Şanlıurfa Medya Yazarlar Derneği Şubesi mensupları, Said Nursi'nin kabrinin, şehit mezarlarının bulunduğu alanda olduğunu iddia etti.

Şanlıurfa Medya Yazarlar Derneği Şanlıurfa Şubesi'nden yaklaşık 30 kişinin katıldığı basın açıklaması, askeriye ait olan Şehitler Mezarlığı'nda, Dernek Başkanı Abdulkadir İkbal tarafından yapıldı. Burada ilk olarak şehitlerin anıtına kırmızı karanfil bırakan dernek üyeleri, daha sonra duada bulundu.

Son olarak basın mensuplarına konuşan Şanlıurfa Medya Yazarlar Derneği Şanlıurfa Şube Başkanı Abdulkadir İkbal, şehitlerin bulunduğu mezarlıkta Said Nursi'nin mezarının olduğunu iddia etti. İkbal, "23 Mart 1960... Bediüzzaman Said Nursi Isparta'da iken Şanlıurfa'ya geliyor ve bugün Urfa'da vefat ediyor. O yıllar askeri bir dönem idi, 60 ihtilali yapılmıştı. Yine o yıllarda İçişleri Bakanı İhsan Kızıloğlu, merhum Türkeş'in ifadesine geçiyor. Diyor ki; İhsan Kızıloğlu Milli Güvenlik Konseyi'ne bir teklif getirdi, dedi ki; 'Bediüzzaman Said Nursi'nin naaşının Urfa'da alınarak başka bir yerlere defin edilmesi için bir çalışma yapmamız lazım.

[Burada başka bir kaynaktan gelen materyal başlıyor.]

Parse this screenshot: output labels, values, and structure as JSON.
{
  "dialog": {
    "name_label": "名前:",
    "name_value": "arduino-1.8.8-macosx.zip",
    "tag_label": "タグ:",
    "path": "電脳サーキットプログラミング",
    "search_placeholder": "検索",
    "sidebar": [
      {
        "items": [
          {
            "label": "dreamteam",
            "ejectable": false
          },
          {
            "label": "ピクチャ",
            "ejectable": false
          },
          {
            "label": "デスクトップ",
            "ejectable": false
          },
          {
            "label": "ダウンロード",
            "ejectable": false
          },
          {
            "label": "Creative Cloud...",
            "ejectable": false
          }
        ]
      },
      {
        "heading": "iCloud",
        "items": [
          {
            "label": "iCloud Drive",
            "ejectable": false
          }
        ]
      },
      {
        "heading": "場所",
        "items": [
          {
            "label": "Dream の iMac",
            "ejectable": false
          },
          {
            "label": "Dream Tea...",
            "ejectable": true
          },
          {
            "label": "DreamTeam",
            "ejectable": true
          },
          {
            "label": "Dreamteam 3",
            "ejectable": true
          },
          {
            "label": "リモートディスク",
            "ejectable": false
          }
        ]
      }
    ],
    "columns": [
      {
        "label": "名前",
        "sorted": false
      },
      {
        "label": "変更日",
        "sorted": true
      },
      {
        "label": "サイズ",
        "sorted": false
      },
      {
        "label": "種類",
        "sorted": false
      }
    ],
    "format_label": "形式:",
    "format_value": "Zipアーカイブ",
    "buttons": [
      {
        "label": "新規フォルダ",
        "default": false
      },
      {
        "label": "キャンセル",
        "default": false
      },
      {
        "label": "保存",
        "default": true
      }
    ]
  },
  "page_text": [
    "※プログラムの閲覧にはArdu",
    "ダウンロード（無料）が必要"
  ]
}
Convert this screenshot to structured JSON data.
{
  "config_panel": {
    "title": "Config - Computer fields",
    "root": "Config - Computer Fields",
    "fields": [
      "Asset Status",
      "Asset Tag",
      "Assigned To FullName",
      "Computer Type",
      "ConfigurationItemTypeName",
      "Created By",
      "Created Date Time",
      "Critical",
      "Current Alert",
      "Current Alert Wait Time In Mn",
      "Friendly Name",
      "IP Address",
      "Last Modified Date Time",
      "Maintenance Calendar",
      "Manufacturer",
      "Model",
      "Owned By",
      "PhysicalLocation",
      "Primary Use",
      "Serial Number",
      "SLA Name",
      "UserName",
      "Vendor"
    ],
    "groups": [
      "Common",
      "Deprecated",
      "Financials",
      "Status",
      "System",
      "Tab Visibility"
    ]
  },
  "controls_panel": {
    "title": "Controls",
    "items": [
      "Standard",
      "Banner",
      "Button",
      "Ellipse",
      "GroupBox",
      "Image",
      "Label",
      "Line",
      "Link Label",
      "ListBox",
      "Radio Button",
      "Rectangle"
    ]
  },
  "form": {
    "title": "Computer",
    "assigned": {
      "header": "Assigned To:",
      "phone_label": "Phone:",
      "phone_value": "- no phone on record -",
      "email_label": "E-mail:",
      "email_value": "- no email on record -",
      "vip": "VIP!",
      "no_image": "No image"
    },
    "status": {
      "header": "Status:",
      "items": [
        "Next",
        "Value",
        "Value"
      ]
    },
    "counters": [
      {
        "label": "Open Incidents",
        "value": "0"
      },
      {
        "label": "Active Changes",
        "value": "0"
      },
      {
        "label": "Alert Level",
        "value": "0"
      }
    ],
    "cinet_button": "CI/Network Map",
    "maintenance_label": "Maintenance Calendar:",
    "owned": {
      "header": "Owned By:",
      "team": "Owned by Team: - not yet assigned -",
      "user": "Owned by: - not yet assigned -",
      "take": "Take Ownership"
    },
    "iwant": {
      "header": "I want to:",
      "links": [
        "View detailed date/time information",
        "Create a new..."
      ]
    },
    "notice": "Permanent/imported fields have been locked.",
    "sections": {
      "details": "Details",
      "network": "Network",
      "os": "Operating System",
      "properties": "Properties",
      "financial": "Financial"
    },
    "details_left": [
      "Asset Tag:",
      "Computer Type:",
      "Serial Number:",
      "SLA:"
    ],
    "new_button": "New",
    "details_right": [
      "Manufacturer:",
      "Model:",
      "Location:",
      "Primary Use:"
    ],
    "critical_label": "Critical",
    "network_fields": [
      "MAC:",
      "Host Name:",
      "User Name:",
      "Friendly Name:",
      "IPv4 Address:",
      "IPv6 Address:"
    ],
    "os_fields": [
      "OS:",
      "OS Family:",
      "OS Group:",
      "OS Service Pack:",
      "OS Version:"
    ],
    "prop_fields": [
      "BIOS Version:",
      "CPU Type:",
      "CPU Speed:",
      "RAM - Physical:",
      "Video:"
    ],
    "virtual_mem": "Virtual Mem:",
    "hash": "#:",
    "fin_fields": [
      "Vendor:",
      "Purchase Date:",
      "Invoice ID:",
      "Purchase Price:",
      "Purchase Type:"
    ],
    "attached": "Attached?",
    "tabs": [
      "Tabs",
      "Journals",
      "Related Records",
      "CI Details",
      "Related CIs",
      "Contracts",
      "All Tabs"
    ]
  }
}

Sebep ise birçok insanlar hatta başka ülkelerden gelen insanlar bu mezarı ziyaret ediyorlar, bu bizi rahatsız ediyor.' O zaman ne yapalım diyorlar ve Bediüzzaman Said Nursi'nin kardeşi Abdülmecit Ünlükol Konya'da öğretmen iken kendisini getiriyorlar. Diyorlar ki; 'senin kardeşinin mezarını İç Anadolu'ya getireceğiz.' Kardeşi olan Abdülmecit Ünlükol da; 'benim böyle bir talebim yok.' Ama yapmazsan imzalamak zorunda kalırsın diyerek mecbur imzalatıyorlar kendisine. Urfa'ya bir heyet geliyor ve Bediüzzaman Said Nursi'nin Urfa'da bulunan Balıklıgöl'ün oradaki mezarını kırıyorlar ve orada iki tabut olduğu görülüyor ve bunun da altında başka bir şey yattığı ortaya çıkıyor. Bediüzzaman Said Nursi'nin mezarını gece kırıp gece de götürüyorlar.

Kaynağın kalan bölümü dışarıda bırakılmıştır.